La terza menzogna riguarda il deficit democratico dell'Unione. Certo è vero: man mano che l'integrazione procede, i cittadini si sentono più lontani dal potere. Ma oggi non è tanto l'Europa a soffrire una crisi di democrazia, quanto i paesi d'Occidente (Stati Uniti compresi) alle prese con un mondo sempre più unito, ma meno regolato e più pericoloso. Non avviare una seria riflessione sulla crisi delle democrazie rappresentative nelle nazioni, e non solo nell'Unione, è un ulteriore segno di furberia e opportunismo. Nella mondializzazione e nella difesa dal terrorismo urge ripensare i diritti e la serenità economica degli individui senza dar speranze in immunizzanti baluardi europei, ma ripromettendosi di cogliere le occasioni di controllo e contenimento delle minacce: questa verità viene poco democraticamente nascosta ai popoli.

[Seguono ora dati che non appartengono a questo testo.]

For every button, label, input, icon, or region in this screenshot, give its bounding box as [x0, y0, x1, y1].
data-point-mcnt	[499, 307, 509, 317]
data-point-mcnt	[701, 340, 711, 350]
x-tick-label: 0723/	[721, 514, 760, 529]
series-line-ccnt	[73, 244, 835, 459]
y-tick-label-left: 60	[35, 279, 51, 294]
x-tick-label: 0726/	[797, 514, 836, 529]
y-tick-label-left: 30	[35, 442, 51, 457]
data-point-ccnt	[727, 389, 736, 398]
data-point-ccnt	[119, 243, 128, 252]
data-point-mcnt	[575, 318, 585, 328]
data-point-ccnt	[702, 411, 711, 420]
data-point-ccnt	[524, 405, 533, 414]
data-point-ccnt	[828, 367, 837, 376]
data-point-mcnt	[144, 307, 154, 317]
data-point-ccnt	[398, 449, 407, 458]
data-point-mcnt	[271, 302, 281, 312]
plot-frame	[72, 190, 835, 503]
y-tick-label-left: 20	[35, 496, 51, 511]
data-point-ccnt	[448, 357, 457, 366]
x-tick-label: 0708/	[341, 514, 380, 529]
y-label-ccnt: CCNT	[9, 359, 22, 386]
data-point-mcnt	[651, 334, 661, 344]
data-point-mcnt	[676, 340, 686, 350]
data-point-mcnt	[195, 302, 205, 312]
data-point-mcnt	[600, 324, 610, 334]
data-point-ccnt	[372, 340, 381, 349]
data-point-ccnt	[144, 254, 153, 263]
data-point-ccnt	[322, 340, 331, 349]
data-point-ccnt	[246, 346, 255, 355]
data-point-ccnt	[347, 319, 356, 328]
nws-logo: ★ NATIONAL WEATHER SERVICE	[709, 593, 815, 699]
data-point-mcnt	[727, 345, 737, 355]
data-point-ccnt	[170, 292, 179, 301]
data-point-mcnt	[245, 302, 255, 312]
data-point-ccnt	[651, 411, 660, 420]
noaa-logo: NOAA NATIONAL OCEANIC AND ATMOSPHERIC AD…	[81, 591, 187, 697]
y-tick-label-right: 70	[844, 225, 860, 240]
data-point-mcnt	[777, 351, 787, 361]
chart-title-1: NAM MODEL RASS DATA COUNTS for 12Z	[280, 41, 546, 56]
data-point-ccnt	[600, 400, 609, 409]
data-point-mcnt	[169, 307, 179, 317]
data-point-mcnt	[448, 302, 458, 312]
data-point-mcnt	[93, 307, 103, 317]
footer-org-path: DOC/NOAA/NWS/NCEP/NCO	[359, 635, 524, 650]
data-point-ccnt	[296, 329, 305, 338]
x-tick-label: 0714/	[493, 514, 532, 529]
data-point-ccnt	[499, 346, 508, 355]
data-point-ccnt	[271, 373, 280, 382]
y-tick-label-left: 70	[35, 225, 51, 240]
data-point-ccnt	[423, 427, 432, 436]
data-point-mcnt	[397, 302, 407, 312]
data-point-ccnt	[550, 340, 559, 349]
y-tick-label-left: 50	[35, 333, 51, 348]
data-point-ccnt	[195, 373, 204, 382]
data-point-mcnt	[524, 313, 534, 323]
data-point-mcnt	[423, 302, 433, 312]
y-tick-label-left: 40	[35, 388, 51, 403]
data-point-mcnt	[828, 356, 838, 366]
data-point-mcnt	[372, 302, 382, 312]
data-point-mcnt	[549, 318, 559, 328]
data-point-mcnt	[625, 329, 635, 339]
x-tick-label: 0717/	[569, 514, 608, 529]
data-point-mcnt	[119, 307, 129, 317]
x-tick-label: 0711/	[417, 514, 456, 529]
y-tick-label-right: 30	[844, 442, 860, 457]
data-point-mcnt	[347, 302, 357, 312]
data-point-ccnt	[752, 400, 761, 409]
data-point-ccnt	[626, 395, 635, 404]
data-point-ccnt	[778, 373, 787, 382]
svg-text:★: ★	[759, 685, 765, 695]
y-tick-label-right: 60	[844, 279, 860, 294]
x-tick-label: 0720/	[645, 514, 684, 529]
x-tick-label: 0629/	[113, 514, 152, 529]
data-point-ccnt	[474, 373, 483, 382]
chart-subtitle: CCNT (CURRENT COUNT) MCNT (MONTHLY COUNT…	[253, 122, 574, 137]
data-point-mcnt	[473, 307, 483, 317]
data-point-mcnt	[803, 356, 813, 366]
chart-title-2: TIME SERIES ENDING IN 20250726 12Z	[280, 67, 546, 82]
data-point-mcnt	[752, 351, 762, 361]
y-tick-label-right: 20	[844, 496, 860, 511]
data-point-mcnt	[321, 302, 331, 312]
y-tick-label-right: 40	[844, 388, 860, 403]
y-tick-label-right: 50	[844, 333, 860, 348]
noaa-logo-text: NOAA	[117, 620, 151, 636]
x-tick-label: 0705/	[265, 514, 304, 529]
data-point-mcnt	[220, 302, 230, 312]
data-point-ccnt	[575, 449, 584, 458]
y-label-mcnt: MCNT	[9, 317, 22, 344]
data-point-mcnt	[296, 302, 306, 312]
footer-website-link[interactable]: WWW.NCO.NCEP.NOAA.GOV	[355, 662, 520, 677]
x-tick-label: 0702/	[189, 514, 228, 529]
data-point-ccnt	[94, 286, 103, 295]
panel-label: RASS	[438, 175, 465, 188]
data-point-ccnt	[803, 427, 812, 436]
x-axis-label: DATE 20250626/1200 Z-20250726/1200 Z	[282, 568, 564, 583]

La costituzione così com'è non sopravviverà, probabilmente. Era d'altronde un compromesso raffazzonato, perché non sfatava le menzogne. Ma dire che oggi naufraga la necessità stessa d'una costituzione è ennesima bugia. Non c'è nulla di rigido in un progetto costituzionale. Si può migliorarlo, renderlo più snello: stralciando forse la terza parte, che è troppo vincolante su politiche precise (come proposto da Fabius, il socialista divenuto antieuropeo ma anche, per anni e contro il parere inglese, da Prodi). Si possono salvare la dichiarazione dei diritti, il preambolo, il comune ministro degli Esteri, la personalità giuridica dell'Unione, le estensioni del voto a maggioranza e dei poteri del Parlamento europeo. Buttare lo sforzo fatto e il metodo democratico della Convenzione non sarebbe realismo. Non risponderebbe nemmeno alle aspirazioni dei popoli, perché la maggioranza dei no non crede nel ritorno alla grande illusione nazionalistica cara alle destre estreme di De Villiers e Le Pen, Maroni e Calderoli.

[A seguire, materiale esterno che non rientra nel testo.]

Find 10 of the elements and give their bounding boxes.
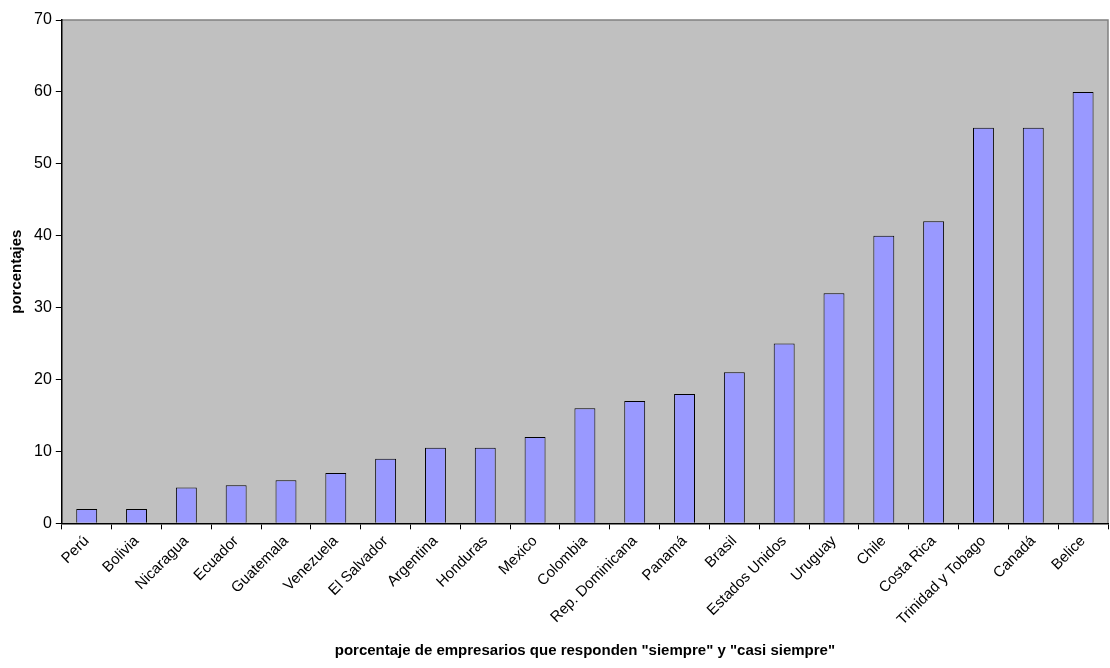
y-tick-label: 10 xyxy=(34,441,52,459)
y-tick-label: 20 xyxy=(34,369,52,387)
y-tick-label: 40 xyxy=(34,226,52,244)
y-tick-label: 70 xyxy=(34,10,52,28)
y-tick-label: 30 xyxy=(34,298,52,316)
y-tick-label: 50 xyxy=(34,154,52,172)
x-axis-title: porcentaje de empresarios que responden "siempre" y "casi siempre" xyxy=(334,641,836,659)
y-axis-title: porcentajes xyxy=(7,229,25,314)
y-tick-label: 60 xyxy=(34,82,52,100)
y-tick-label: 0 xyxy=(42,513,52,531)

All'Europa gli elettori chiedono due cose, come s'è visto in Iraq e nei referendum. Chiedono non più la fine delle guerre fra europei (un bene che ormai possiedono) ma più sicurezza economica e più influenza internazionale. Sono delusi di non ottenere né l'una né l'altra. Prosperità e influenza internazionale sono i due fini per cui varrà la pena battersi, e la costituzione andrebbe difesa non come finalità ma come mezzo indispensabile a tali scopi. Se la Costituzione è l'unica finalità, i popoli la rifiuteranno perché si sentiranno gabbati.